Infected cows are usually culled as they will continue to abort year after year – so, deadly for the animal, and traumatic for the farmer, emotionally and financially. If human health was as affected by this condition as in livestock, our awareness would have been much greater.
And no, depositing filled dog-doo plastic bags into hedges and trees is not the solution either.
Ryedale District Council recently launched their ‘Don’t be a Waster’ campaign, encouraging responsible dog ownership, encouraging owners to become ‘Green Dog Walkers’. Owners would tie a green ribbon around their dog’s lead to show that they always pick up after their pooches, and that they have spare bags to offer.
Livestock worrying by dogs that are not adequately controlled by their owners is on the increase. There are almost daily reports of sheep worrying, including a proliferation of graphic images of animals on social media, especially sheep, that have been slaughtered by out of control dogs.
Livestock attacks cost the farming industry £1.3m a year in lost revenue and 15,000 sheep are killed each year by dogs.
The National Police Chiefs Council working group on Wildlife Crime and Rural Affairs, chaired by recently retired Chief Constable Dave Jones, published a report on livestock worrying. Five police forces with the highest concentrations of livestock set out to identify the true extent of livestock worrying.
In North Yorkshire, the report indicated that there were 329 recorded cases of livestock worrying over a four-year period (2013-2017) with 280 livestock killed, and a similar number injured.
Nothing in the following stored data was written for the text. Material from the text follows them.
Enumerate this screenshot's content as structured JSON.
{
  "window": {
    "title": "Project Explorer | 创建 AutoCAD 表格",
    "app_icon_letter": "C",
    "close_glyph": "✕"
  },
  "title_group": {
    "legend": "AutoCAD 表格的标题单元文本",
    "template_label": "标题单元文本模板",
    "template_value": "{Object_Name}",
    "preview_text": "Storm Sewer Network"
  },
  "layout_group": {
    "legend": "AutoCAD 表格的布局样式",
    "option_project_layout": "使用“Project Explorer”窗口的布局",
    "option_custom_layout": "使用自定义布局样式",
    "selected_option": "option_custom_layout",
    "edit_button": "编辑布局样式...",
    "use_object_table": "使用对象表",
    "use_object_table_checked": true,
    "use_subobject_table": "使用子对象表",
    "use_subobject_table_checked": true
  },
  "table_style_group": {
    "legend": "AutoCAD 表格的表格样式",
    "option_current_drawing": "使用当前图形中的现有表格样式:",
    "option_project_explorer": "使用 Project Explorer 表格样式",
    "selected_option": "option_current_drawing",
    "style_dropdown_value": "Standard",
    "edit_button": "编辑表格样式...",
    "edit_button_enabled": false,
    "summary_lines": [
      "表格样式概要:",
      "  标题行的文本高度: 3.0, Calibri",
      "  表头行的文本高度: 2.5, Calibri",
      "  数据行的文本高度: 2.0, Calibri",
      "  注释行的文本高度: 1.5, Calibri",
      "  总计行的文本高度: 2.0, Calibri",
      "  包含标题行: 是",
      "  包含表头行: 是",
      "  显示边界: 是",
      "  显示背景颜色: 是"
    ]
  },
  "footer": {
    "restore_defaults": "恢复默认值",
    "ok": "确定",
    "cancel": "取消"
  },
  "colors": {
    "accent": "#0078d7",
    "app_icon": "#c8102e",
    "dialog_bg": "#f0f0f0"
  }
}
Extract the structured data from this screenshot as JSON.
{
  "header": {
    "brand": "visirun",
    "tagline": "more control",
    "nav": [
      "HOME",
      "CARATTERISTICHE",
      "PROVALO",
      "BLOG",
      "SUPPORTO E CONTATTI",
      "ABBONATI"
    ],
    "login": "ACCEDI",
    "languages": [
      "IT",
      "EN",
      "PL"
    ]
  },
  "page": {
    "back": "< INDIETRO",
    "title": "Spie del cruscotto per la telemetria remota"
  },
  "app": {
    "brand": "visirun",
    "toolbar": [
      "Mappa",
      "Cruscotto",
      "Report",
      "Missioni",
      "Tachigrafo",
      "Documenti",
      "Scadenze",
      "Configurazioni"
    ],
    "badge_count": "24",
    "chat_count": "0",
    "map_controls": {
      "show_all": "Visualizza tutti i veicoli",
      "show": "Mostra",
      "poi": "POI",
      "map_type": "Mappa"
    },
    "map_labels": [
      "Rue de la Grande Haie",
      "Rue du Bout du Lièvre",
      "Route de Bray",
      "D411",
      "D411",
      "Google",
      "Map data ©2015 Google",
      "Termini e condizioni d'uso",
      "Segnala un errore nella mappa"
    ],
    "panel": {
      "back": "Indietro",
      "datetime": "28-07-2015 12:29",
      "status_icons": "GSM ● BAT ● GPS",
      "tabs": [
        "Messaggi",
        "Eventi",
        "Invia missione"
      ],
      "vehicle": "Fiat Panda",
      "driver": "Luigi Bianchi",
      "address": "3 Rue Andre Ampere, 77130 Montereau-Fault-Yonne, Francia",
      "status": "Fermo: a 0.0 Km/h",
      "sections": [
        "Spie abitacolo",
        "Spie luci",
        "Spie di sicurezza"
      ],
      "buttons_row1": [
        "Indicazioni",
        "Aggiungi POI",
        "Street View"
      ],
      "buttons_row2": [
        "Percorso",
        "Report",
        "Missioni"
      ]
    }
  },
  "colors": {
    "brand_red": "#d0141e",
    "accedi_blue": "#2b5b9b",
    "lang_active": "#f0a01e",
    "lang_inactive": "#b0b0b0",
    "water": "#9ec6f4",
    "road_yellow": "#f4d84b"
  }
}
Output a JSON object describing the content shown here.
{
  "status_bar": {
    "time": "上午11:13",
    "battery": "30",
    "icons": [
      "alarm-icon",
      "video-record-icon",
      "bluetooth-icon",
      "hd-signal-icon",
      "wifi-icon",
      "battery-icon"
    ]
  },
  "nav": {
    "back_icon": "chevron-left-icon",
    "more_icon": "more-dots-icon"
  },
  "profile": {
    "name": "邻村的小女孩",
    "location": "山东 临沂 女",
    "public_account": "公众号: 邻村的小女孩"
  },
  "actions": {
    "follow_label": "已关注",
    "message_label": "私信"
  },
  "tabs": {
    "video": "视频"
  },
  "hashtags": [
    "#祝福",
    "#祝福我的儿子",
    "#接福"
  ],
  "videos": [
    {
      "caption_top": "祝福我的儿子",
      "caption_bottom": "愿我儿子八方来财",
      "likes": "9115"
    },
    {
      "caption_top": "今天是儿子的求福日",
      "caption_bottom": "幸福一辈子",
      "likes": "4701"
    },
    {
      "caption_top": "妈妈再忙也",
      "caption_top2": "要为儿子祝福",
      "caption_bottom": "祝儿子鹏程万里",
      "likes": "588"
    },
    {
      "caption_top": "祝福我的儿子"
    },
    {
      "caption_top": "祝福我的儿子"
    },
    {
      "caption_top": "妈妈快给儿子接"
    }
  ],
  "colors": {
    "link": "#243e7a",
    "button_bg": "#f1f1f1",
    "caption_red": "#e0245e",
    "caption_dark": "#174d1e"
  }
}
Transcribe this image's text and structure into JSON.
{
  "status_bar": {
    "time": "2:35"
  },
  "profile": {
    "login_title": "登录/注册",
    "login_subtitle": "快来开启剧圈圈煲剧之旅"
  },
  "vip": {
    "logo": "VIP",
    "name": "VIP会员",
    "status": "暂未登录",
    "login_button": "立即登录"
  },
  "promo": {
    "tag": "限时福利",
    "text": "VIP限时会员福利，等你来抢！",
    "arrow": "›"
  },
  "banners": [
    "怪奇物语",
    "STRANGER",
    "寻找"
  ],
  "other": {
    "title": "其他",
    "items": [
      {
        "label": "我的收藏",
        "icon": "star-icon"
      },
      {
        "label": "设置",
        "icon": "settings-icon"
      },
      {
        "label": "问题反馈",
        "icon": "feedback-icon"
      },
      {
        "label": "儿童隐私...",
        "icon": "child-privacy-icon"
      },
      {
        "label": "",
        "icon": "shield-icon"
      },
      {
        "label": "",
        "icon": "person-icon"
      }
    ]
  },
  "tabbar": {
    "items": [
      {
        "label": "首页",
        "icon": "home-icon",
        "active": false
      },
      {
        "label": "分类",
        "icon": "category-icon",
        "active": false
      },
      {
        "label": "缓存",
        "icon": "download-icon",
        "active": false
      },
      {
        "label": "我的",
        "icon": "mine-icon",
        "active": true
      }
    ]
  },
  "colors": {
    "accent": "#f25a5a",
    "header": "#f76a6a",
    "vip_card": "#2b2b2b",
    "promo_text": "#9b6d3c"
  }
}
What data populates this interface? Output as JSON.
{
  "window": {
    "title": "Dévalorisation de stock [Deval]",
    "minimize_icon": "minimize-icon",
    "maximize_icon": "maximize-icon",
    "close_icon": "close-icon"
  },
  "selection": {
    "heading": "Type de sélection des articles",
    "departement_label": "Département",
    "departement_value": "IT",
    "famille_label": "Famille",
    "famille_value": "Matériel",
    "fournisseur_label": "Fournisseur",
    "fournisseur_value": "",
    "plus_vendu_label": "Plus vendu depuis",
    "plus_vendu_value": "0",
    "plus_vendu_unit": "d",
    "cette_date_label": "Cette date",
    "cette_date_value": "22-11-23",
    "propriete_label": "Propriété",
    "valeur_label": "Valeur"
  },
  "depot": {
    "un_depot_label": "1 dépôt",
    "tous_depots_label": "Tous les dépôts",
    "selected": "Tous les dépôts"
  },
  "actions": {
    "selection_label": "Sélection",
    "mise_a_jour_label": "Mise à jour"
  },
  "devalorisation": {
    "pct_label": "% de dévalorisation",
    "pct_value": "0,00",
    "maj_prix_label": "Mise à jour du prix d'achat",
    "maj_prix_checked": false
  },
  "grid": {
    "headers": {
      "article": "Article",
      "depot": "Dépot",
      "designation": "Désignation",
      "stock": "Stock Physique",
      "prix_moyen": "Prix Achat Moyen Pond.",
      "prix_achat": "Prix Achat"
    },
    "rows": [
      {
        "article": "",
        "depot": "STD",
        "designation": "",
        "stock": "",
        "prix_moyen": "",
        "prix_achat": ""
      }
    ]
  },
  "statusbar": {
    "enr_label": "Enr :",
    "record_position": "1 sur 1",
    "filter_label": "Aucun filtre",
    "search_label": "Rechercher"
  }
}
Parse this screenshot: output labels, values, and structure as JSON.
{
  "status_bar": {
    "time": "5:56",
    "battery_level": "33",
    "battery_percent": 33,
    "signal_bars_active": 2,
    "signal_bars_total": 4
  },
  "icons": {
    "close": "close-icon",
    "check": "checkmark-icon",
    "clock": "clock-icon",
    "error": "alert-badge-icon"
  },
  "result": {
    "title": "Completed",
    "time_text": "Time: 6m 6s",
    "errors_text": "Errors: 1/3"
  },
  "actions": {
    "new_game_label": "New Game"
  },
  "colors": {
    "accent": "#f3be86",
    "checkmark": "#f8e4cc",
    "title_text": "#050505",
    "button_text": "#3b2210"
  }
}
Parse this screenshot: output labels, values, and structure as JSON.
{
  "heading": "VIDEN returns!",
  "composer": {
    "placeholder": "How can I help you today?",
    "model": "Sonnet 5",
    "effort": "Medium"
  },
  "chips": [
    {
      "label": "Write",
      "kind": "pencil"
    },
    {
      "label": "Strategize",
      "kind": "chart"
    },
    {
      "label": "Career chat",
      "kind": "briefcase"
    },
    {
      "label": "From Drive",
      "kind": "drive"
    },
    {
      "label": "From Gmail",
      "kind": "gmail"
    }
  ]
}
Sadly, 16 of these incidents resulted in the dog being shot, when it is their owner that should be in the dock. Note that many of these incidents go unreported.
Agricultural bodies and media outlets are running campaigns urging dog owners to keep their dog on a lead especially when they’re in the vicinity of livestock. Yet, the same report concluded that in nearly 80 per cent of cases, the owner of the dog was not present. This highlights an issue of unsupervised dogs where the owners are completely absent.
The media’s focus is on ‘sheep worrying’. However, there are other types of livestock that are worried by dogs. The British Horse Society reported more than 643 incidents over the corresponding four-year period, and in 30 per cent of cases, the rider falling from their mount. One case resulted in a rider’s fatality.
Apart from the cruelty inflicted on their animals, the farmer suffers emotionally as well as having their livelihood destroyed. In addition, out of control dogs can disturb ground nesting birds, especially in spring.
Most landowners and farmers welcome visitors to share in the natural beauty of Yorkshire’s countryside. Following the Countryside Code and using common sense and courtesy is the least we can do as an unspoken ‘thank you’ to the custodians of our rural landscape.
The message is simple – keep your dogs under control.